Secara lebih rinci geologi regional Kabupaten Ogan Ilir secara tatanan stratigrafi
termasuk dalam sub cekungan Palembang, dan merupakan bagian dari cekungan
Sumatera Selatan yang terbentuk pada Zaman Tersier, hingga diakhiri dengan endapan
Holosen. Stratigrafi Regional Kabupaten Ogan Ilir dari tua ke muda terdiri atas endapan
gunung api, endapan sedimen dan endapan permukaan antara lain Formasi Muara Enim
(TMPM), Formasi Kasai (QTK) dan endapan permukaan (Qs dan Qa).

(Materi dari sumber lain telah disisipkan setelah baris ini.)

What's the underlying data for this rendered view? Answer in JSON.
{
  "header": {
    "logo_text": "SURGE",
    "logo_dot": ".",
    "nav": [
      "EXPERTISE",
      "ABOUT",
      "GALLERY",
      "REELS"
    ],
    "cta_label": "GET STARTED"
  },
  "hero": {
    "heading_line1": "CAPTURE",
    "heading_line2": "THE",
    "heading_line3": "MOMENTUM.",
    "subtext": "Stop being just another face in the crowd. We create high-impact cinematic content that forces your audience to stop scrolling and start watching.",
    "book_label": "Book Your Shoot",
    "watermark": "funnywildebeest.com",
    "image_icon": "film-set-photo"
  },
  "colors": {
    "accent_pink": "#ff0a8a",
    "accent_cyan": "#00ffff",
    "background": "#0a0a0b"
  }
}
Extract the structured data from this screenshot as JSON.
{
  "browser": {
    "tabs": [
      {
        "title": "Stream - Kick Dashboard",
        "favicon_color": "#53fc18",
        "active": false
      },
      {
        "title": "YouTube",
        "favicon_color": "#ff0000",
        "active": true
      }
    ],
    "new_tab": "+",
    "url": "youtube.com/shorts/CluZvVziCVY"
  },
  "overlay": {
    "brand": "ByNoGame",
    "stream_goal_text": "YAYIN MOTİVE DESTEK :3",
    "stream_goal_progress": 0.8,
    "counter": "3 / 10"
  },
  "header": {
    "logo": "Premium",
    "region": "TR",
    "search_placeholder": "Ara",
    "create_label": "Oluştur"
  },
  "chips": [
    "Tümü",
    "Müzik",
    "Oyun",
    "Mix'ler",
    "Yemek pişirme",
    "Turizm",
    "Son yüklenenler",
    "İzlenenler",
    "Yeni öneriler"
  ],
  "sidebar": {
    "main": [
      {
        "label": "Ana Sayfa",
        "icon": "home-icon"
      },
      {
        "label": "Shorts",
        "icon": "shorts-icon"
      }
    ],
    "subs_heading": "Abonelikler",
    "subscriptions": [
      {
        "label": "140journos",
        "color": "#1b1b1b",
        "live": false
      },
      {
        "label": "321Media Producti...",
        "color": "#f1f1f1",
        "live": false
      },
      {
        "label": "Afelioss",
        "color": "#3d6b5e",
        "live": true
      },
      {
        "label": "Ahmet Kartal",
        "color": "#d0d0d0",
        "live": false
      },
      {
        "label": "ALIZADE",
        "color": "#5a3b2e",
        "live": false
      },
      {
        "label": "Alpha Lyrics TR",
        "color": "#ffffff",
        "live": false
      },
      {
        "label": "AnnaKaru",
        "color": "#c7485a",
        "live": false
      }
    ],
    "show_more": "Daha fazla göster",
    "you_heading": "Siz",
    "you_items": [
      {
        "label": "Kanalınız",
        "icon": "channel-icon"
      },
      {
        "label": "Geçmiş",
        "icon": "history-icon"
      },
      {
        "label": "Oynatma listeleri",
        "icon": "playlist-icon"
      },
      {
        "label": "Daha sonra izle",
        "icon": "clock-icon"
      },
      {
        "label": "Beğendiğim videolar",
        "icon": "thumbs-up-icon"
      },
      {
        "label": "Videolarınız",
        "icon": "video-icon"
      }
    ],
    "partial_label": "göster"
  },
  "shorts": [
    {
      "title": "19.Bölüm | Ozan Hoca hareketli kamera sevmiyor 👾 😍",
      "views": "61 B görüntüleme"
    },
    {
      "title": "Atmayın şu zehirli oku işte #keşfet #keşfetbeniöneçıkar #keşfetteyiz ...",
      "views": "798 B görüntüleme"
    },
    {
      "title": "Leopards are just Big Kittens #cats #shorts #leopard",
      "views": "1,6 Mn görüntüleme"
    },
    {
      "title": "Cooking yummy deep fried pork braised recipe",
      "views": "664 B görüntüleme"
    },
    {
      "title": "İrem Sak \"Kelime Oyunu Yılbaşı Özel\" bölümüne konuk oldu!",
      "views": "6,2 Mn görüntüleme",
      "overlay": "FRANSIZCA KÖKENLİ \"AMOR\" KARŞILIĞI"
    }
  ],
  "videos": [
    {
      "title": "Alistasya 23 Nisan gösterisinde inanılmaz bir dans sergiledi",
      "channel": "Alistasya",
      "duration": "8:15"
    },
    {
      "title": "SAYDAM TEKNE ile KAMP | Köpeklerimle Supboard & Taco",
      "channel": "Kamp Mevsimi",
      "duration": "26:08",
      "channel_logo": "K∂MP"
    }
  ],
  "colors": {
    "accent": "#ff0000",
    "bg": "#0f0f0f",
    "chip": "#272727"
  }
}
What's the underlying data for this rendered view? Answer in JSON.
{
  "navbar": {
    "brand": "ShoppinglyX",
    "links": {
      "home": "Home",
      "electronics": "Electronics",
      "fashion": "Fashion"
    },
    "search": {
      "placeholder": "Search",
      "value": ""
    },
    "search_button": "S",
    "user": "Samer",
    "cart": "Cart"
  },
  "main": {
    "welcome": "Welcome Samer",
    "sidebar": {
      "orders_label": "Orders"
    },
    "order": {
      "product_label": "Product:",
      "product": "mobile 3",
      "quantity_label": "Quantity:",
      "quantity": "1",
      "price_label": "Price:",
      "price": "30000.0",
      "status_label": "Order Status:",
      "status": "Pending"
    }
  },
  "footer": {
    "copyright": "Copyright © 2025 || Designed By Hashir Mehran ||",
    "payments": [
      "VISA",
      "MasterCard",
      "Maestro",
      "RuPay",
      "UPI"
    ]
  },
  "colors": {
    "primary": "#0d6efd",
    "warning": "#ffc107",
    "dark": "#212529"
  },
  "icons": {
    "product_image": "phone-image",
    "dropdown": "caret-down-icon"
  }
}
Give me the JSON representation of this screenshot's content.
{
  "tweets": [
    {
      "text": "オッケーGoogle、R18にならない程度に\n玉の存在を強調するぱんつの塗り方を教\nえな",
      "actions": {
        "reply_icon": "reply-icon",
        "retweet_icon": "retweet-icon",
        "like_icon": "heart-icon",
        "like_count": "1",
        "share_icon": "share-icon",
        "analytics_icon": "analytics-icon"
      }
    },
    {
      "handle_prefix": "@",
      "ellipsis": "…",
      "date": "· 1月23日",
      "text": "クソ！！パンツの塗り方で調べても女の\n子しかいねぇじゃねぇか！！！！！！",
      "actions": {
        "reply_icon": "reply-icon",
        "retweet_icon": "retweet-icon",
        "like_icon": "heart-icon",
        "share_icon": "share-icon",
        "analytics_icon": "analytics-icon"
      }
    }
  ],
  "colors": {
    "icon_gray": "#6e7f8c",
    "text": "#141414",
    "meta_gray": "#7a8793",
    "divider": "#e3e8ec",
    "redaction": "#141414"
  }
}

 Formasi Muaraenim (Umur: Miosen Akhir-Pliosen) ; batuan penyusun yang ada pada
formasi ini berupa batupasir, batulempung, dan lapisan batubara. Batas bawah dari
Formasi Middle Palembang di bagian selatan cekungan berupa lapisan batubara yang
biasanya digunakan sebagai marker. Jumlah serta ketebalan lapisan-lapisan batubara
menurun dari selatan ke utara pada cekungan ini. Ketebalan formasi berkisar antara
1500–2500 kaki (sekitar 450-750 m). De Coster (1974) menafsirkan formasi ini
berumur Miosen Akhir sampai Pliosen, berdasarkan kedudukan stratigrafinya.
Formasi ini diendapkan pada lingkungan laut dangkal sampai brackist (pada bagian
dasar), delta plain dan lingkungan non marine.
 Formasi Kasai (Umur: Pliosen) ; formasi ini merupakan formasi yang paling muda di
Cekungan Sumatra Selatan. Formasi ini diendapkan selama orogenesa pada Plio-
Pleistosen dan dihasilkan dari proses erosi Pegunungan Barisan dan Tiga puluh.
Komposisi dari formasi ini terdiri dari batupasir tuffan, lempung, dan kerakal dan
lapisan tipis batubara. Umur dari formasi ini tidak dapat dipastikan, tetapi diduga
Plio-Pleistosen. Lingkungan pengendapannya darat.
 Endapan Permukaan ; merupakan endapan aluvium yang terdiri atas kerakal, pasir,
lumpur dan lempung. Diperkirakan umur endapan ini adalah Holosen.